En 1923, il se rendit à Paris pour se plonger quelque temps dans le maelström artistique qui régnait dans la capitale française auquel avaient succombé d’autres compositeurs tchèques à la même période. Bohuslav Martinů, Jaroslav Křička, Julie Reisserová entre autres ainsi que Josef Páleníček, un peu plus tard dans les années 1930 étudièrent auprès d’Albert Roussel qui donna également des conseils à Hans Krása. Le 24 avril 1923, le chef d’orchestre Walter Straram inscrivit Hans Krása au programme d’un de ses concerts de musique moderne internationale avec orchestre. Ses Pastorale et Marche funèbre  (1) cohabitèrent avec Pour une fête de printemps d’Albert Roussel, Il beate regno de Tommasini, la Symphonie de musique de chambre de Schœnberg et Feu d’artifice de Stravinsky.

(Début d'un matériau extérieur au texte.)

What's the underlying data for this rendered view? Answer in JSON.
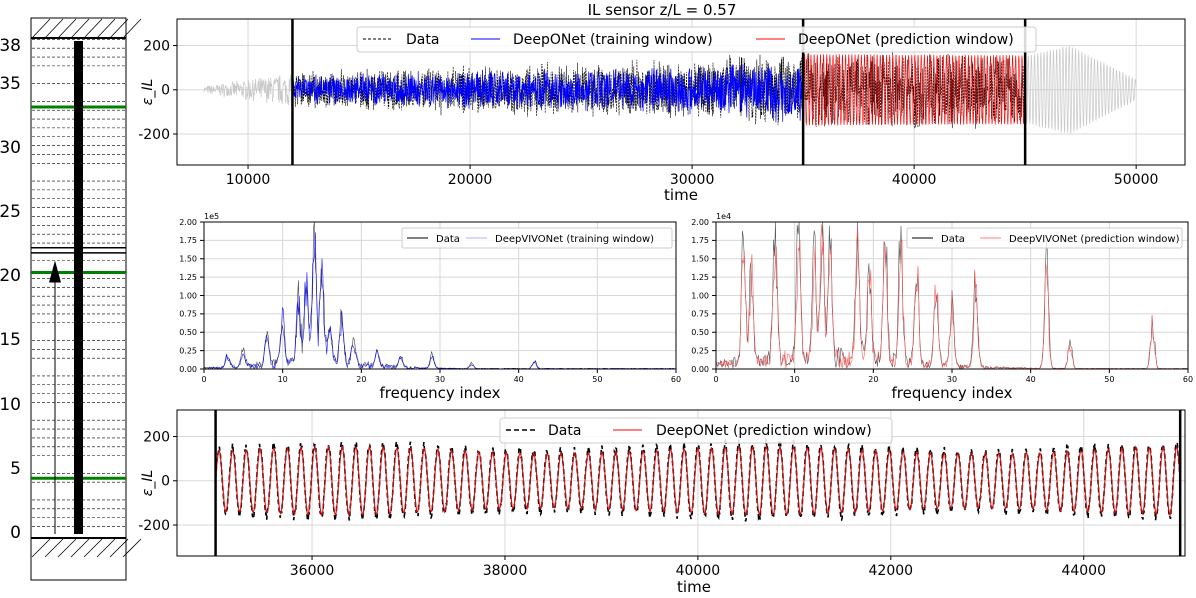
{
  "colors": {
    "data": "#000000",
    "training": "#0000ff",
    "prediction": "#ff0000",
    "training_faint": "#b0b0f0",
    "riser_marker": "#008000",
    "grid": "#d8d8d8",
    "surrounding_signal": "#c8c8c8"
  },
  "riser": {
    "yticks": [
      "0",
      "5",
      "10",
      "15",
      "20",
      "25",
      "30",
      "35",
      "38"
    ],
    "green_levels": [
      4.2,
      20.0,
      32.7
    ],
    "black_levels": [
      21.5,
      21.9
    ],
    "sensor_arrow_top": 20.0
  },
  "chart_data": [
    {
      "id": "time-top",
      "type": "line",
      "title": "IL sensor z/L = 0.57",
      "xlabel": "time",
      "ylabel": "ε_IL",
      "xlim": [
        6800,
        52200
      ],
      "ylim": [
        -340,
        320
      ],
      "xticks": [
        10000,
        20000,
        30000,
        40000,
        50000
      ],
      "yticks": [
        -200,
        0,
        200
      ],
      "vlines": [
        12000,
        35000,
        45000
      ],
      "legend": [
        "Data",
        "DeepONet (training window)",
        "DeepONet (prediction window)"
      ],
      "legend_position": "top-center",
      "grid": true,
      "series": [
        {
          "name": "Data",
          "x_range": [
            8000,
            50000
          ],
          "envelope": [
            [
              8000,
              15
            ],
            [
              12000,
              75
            ],
            [
              20000,
              95
            ],
            [
              30000,
              120
            ],
            [
              34000,
              160
            ],
            [
              45000,
              150
            ],
            [
              47000,
              200
            ],
            [
              50000,
              45
            ]
          ]
        },
        {
          "name": "DeepONet (training window)",
          "x_range": [
            12000,
            35000
          ],
          "envelope": [
            [
              12000,
              70
            ],
            [
              20000,
              85
            ],
            [
              30000,
              115
            ],
            [
              35000,
              160
            ]
          ]
        },
        {
          "name": "DeepONet (prediction window)",
          "x_range": [
            35000,
            45000
          ],
          "envelope": [
            [
              35000,
              160
            ],
            [
              45000,
              155
            ]
          ]
        }
      ]
    },
    {
      "id": "fft-train",
      "type": "line",
      "xlabel": "frequency index",
      "xlim": [
        0,
        60
      ],
      "ylim": [
        0,
        200000
      ],
      "exponent_label": "1e5",
      "xticks": [
        0,
        10,
        20,
        30,
        40,
        50,
        60
      ],
      "yticks": [
        "0.00",
        "0.25",
        "0.50",
        "0.75",
        "1.00",
        "1.25",
        "1.50",
        "1.75",
        "2.00"
      ],
      "legend": [
        "Data",
        "DeepVIVONet (training window)"
      ],
      "legend_position": "top-right",
      "grid": true,
      "peaks": [
        [
          3,
          18000
        ],
        [
          5,
          25000
        ],
        [
          8,
          45000
        ],
        [
          10,
          70000
        ],
        [
          12,
          95000
        ],
        [
          13,
          140000
        ],
        [
          14,
          200000
        ],
        [
          15,
          160000
        ],
        [
          16,
          60000
        ],
        [
          17.5,
          75000
        ],
        [
          19,
          30000
        ],
        [
          22,
          20000
        ],
        [
          25,
          15000
        ],
        [
          29,
          20000
        ],
        [
          34,
          8000
        ],
        [
          42,
          12000
        ]
      ]
    },
    {
      "id": "fft-pred",
      "type": "line",
      "xlabel": "frequency index",
      "xlim": [
        0,
        60
      ],
      "ylim": [
        0,
        20000
      ],
      "exponent_label": "1e4",
      "xticks": [
        0,
        10,
        20,
        30,
        40,
        50,
        60
      ],
      "yticks": [
        "0.00",
        "0.25",
        "0.50",
        "0.75",
        "1.00",
        "1.25",
        "1.50",
        "1.75",
        "2.00"
      ],
      "legend": [
        "Data",
        "DeepVIVONet (prediction window)"
      ],
      "legend_position": "top-right",
      "grid": true,
      "peaks": [
        [
          3.5,
          20000
        ],
        [
          4.5,
          14000
        ],
        [
          7.5,
          20000
        ],
        [
          10.5,
          20000
        ],
        [
          12.5,
          16000
        ],
        [
          13.5,
          20000
        ],
        [
          14.5,
          20000
        ],
        [
          18,
          20000
        ],
        [
          19.5,
          14000
        ],
        [
          21.5,
          20000
        ],
        [
          23.5,
          20000
        ],
        [
          25.5,
          16000
        ],
        [
          28,
          13000
        ],
        [
          30,
          10000
        ],
        [
          33,
          14000
        ],
        [
          42,
          17000
        ],
        [
          45,
          4000
        ],
        [
          55.5,
          7000
        ]
      ]
    },
    {
      "id": "time-bottom",
      "type": "line",
      "xlabel": "time",
      "ylabel": "ε_IL",
      "xlim": [
        34600,
        45050
      ],
      "ylim": [
        -340,
        320
      ],
      "xticks": [
        36000,
        38000,
        40000,
        42000,
        44000
      ],
      "yticks": [
        -200,
        0,
        200
      ],
      "vlines": [
        35000,
        45000
      ],
      "legend": [
        "Data",
        "DeepONet (prediction window)"
      ],
      "legend_position": "top-center",
      "grid": true,
      "series": [
        {
          "name": "Data",
          "x_range": [
            35000,
            45000
          ],
          "amplitude": 165
        },
        {
          "name": "DeepONet (prediction window)",
          "x_range": [
            35000,
            45000
          ],
          "amplitude": 150
        }
      ]
    }
  ]
}
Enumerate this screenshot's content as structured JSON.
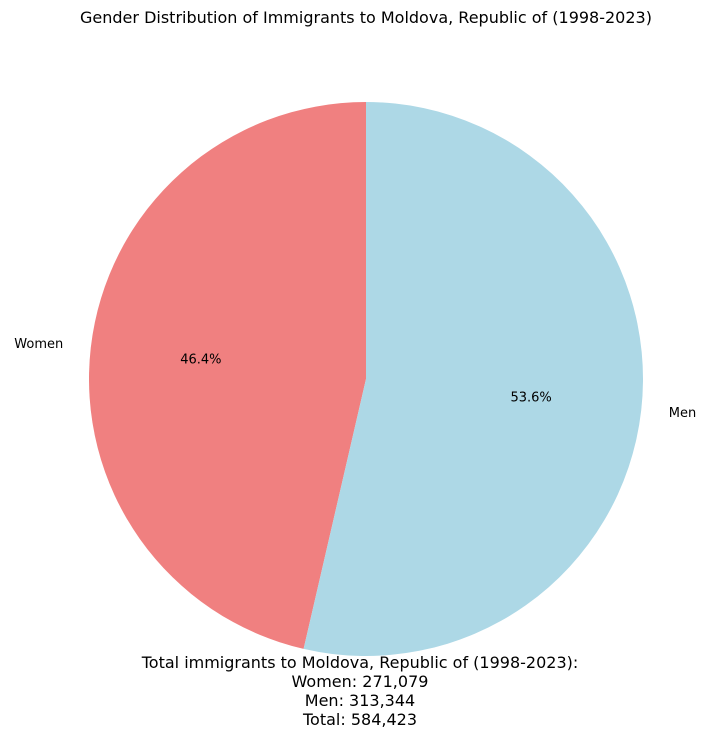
{
  "chart_data": {
    "type": "pie",
    "title": "Gender Distribution of Immigrants to Moldova, Republic of (1998-2023)",
    "slices": [
      {
        "label": "Women",
        "value": 271079,
        "percent_label": "46.4%",
        "color": "#f08080"
      },
      {
        "label": "Men",
        "value": 313344,
        "percent_label": "53.6%",
        "color": "#add8e6"
      }
    ],
    "start_angle_deg": 90,
    "direction": "counterclockwise"
  },
  "summary": {
    "heading": "Total immigrants to Moldova, Republic of (1998-2023):",
    "women": "Women: 271,079",
    "men": "Men: 313,344",
    "total": "Total: 584,423"
  }
}
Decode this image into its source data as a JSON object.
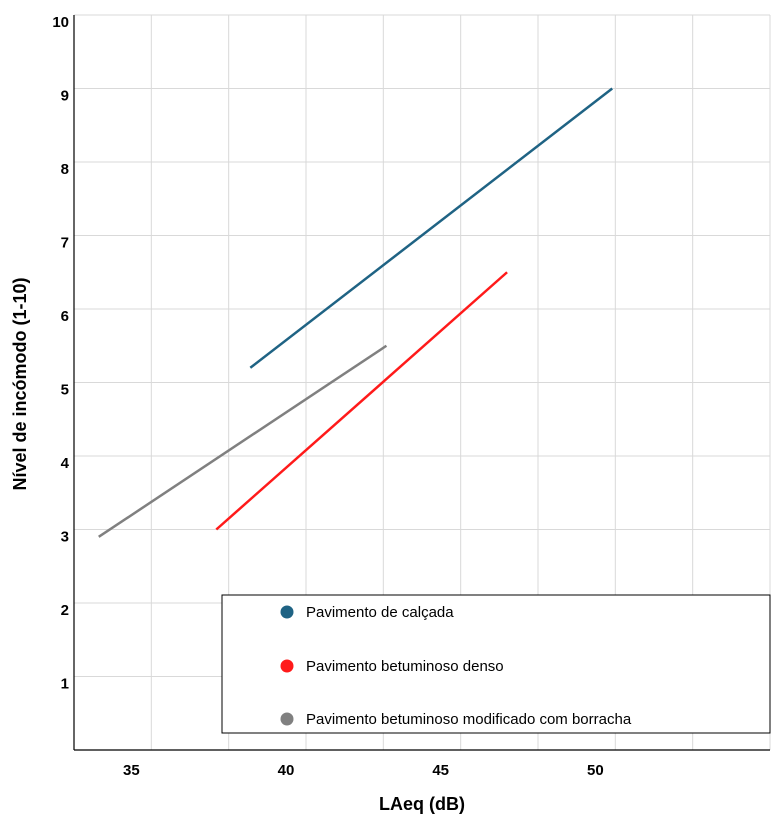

Comment furent reçues ces œuvres de Hans Krása, jeune compositeur de 24 ans. « La Pastorale et la Marche funèbre présentent un intérêt qui ne doit rien à la description ni à la littérature. Elles sont purement musicales et agréablement orchestrées. Ouvrage bien fait, contenu un peu grêle » s’exprimait Georges Chenneviere (2). Ces deux pièces extraites d’une petite symphonie en trois parties, « premier contact [du compositeur] avec le public parisien [ont] été un succès franc et spontané. Ce jeune musicien parle vraiment une langue universelle » s’exclamait Emile Vuillermoz qui terminait son long article (3) par cet éloge « S’il tient les promesses de ses débuts, Hans Krasa (sic) doit devenir l’un de ces compositeurs les plus personnels et pourtant les plus persuasifs de son temps. » Vuillermoz notait que dans ces pièces « le goût des timbres purs s’y affirme plus volontiers que les recherches de ‘fondu’, ‘d’enveloppé’ et des mystères embrumés qui passionnèrent ses aînés. » Il distinguait que contrairement à plusieurs autres musiciens « sa musique garde une fraîcheur d’inspiration et d’une spontanéité délicieuse. » Ailleurs, André Schaeffner, chroniqueur du Ménestrel présent à ce concert, écrivait « que tout l’intérêt se concentrait sur les œuvres de deux musiciens autrichiens, Schœnberg et Krása. » Il précisait que les pièces de Krása « révèlent une personnalité déjà nettement plus affranchie que ne l’avait été Schœnberg à un âge mûr. » S’étendant sur ces deux pièces de Krása, Schaeffner les détaillait ainsi « Encore quelques derniers cris de Tristan, plus inarticulés que chez Webern ; un moment, par une suite de notes bégayées aux bois et aux cors alors que les cordes tournent à vide dans un bourdonnement rythmique, la danse de la terre du Sacre [du printemps] s’évoque à nous ; au début de bizarres volutes mélodiques, comme Schœnberg en tire de ses cordes ; dans un néo-romantisme qui s’attarde, encore quelques trompettes apocalyptiques hurlant d’effroi (4), mais tout le reste appartient bien en propre à Krása. » Continuant d’analyser cet ouvrage, le chroniqueur observait et appréciait « ce musicien use des rencontres de timbres, des frottements harmoniques avec une rare sûreté et avec un tact qui lui fait éviter toute laideur. […] aucun effet ne se répète ; ce n’est qu’invention continue ; ces ostinatos qui grincent comme des poulies mal graissées sont même un élément d’infinie variété. (5)» 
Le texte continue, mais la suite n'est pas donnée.